When I started in the EDA industry, there was only one kind of verification that designers had to deal with -- functional verification. That also included some aspects of timing verification because simulators had built-in min/max timing abilities and could check a device’s setup and hold times. The market was primarily a board market because chip design was still very much in its infancy.
It was all fairly simple, and verification was far from being a bottleneck in the process.
Today, verification is becoming one of the most expensive aspects of the design process. I wonder if anyone has actually added the total costs of verification over the entire concept-to-product lifecycle. In the functional realm, it's estimated that verification accounts for somewhere between 50 to 70 percent of the total design cost, but this does not take into account all of the other types of verification that must now be performed, which includes:
- Timing verification
- Physical verification
- High-speed verification of interfaces such as DDR, SerDes, thermal, noise, and IR drop.
Even functional verification is reaching a crisis level: It's not possible to perform enough simulation to get to a reasonable level of confidence that the device will work.

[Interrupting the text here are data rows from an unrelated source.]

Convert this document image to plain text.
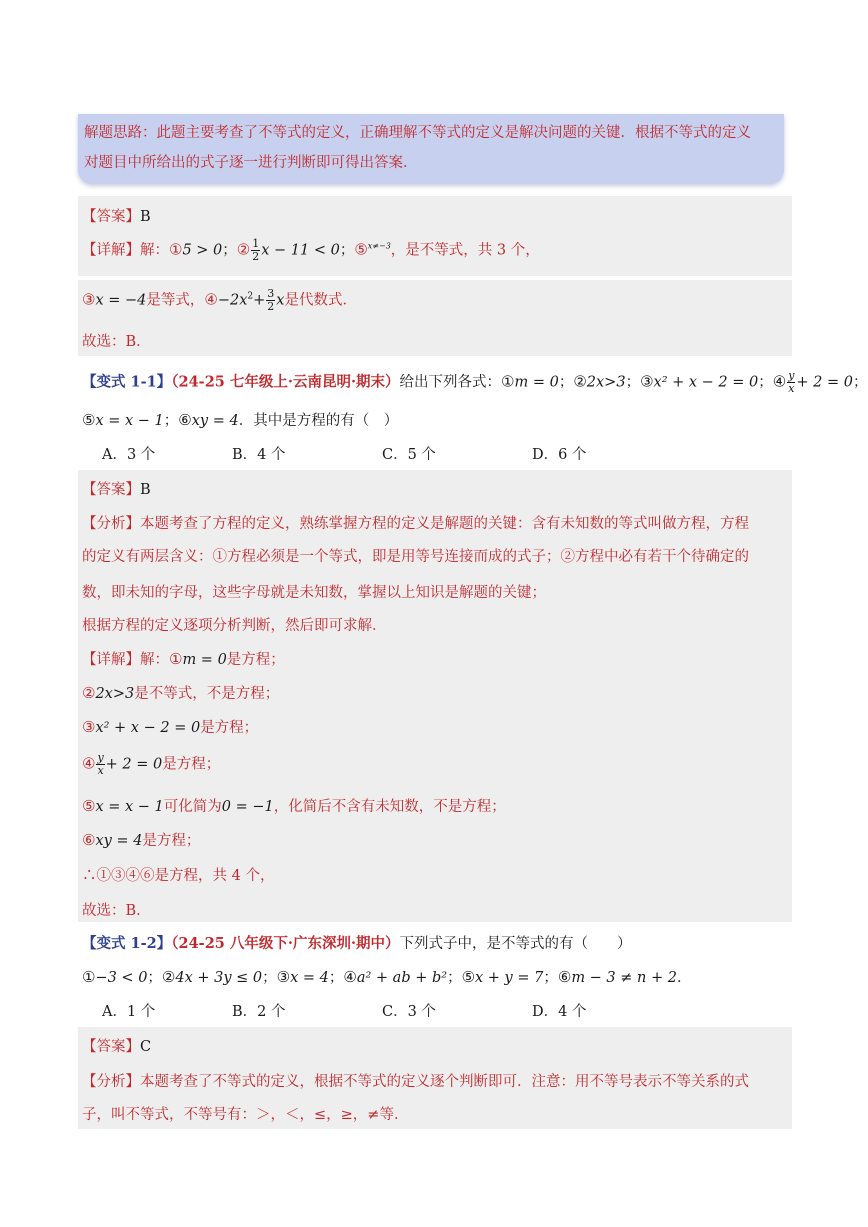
解题思路：此题主要考查了不等式的定义，正确理解不等式的定义是解决问题的关键．根据不等式的定义
对题目中所给出的式子逐一进行判断即可得出答案．
【答案】B
【详解】解：①5 > 0；② $\frac{1}{2}$ x − 11 < 0；⑤$^{x\ne-3}$，是不等式，共 3 个，
③x = −4是等式，$④-2x^2+ \frac{3}{2}$ x是代数式．
故选：B．
【变式 1-1】（24-25 七年级上·云南昆明·期末）给出下列各式：①m = 0；②2x>3；③x² + x − 2 = 0；④ $\frac{y}{x} + 2 = 0$；
⑤x = x − 1；⑥xy = 4．其中是方程的有（　）
A．3 个	B．4 个	C．5 个	D．6 个
【答案】B
【分析】本题考查了方程的定义，熟练掌握方程的定义是解题的关键：含有未知数的等式叫做方程，方程
的定义有两层含义：①方程必须是一个等式，即是用等号连接而成的式子；②方程中必有若干个待确定的
数，即未知的字母，这些字母就是未知数，掌握以上知识是解题的关键；
根据方程的定义逐项分析判断，然后即可求解．
【详解】解：①m = 0是方程；
②2x>3是不等式，不是方程；
③x² + x − 2 = 0是方程；
④ $\frac{y}{x} + 2 = 0$是方程；
⑤x = x − 1可化简为0 = −1，化简后不含有未知数，不是方程；
⑥xy = 4是方程；
∴①③④⑥是方程，共 4 个，
故选：B．
【变式 1-2】（24-25 八年级下·广东深圳·期中）下列式子中，是不等式的有（　　）
①−3 < 0；②4x + 3y ≤ 0；③x = 4；④a² + ab + b²；⑤x + y = 7；⑥m − 3 ≠ n + 2．
A．1 个	B．2 个	C．3 个	D．4 个
【答案】C
【分析】本题考查了不等式的定义，根据不等式的定义逐个判断即可．注意：用不等号表示不等关系的式
子，叫不等式，不等号有：＞，＜，≤，≥，≠等．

Part of this is due to the inefficiencies created by the tools themselves because they considered compute power to be free, and the only thing that should be optimized was human time.
Many companies have spent millions of dollars on emulators, and other forms of simulation acceleration, in order to try and get longer verification runs or more tests run, but even they are not able to provide enough horsepower.
Testing using constrained, random test-pattern generation may be one of the largest follies of EDA history. Today, an additional layer of abstraction is almost being forced upon the industry to enable more verification. Hopefully, this will stop the same mistakes from coming up again and again.
One piece of good news is that the race for higher clock frequencies has subsided. When single-processor designs were the rage, every product iteration required faster processors. This often required increasingly complex designs.
Eventually, the tradeoff failed, and we have made the transition to multi-processor solutions. This has not stopped interfaces and communications from going to higher frequencies and data rates, but maybe we'll see a leveling of verification costs with some areas requiring additional attention, while others will see falling costs.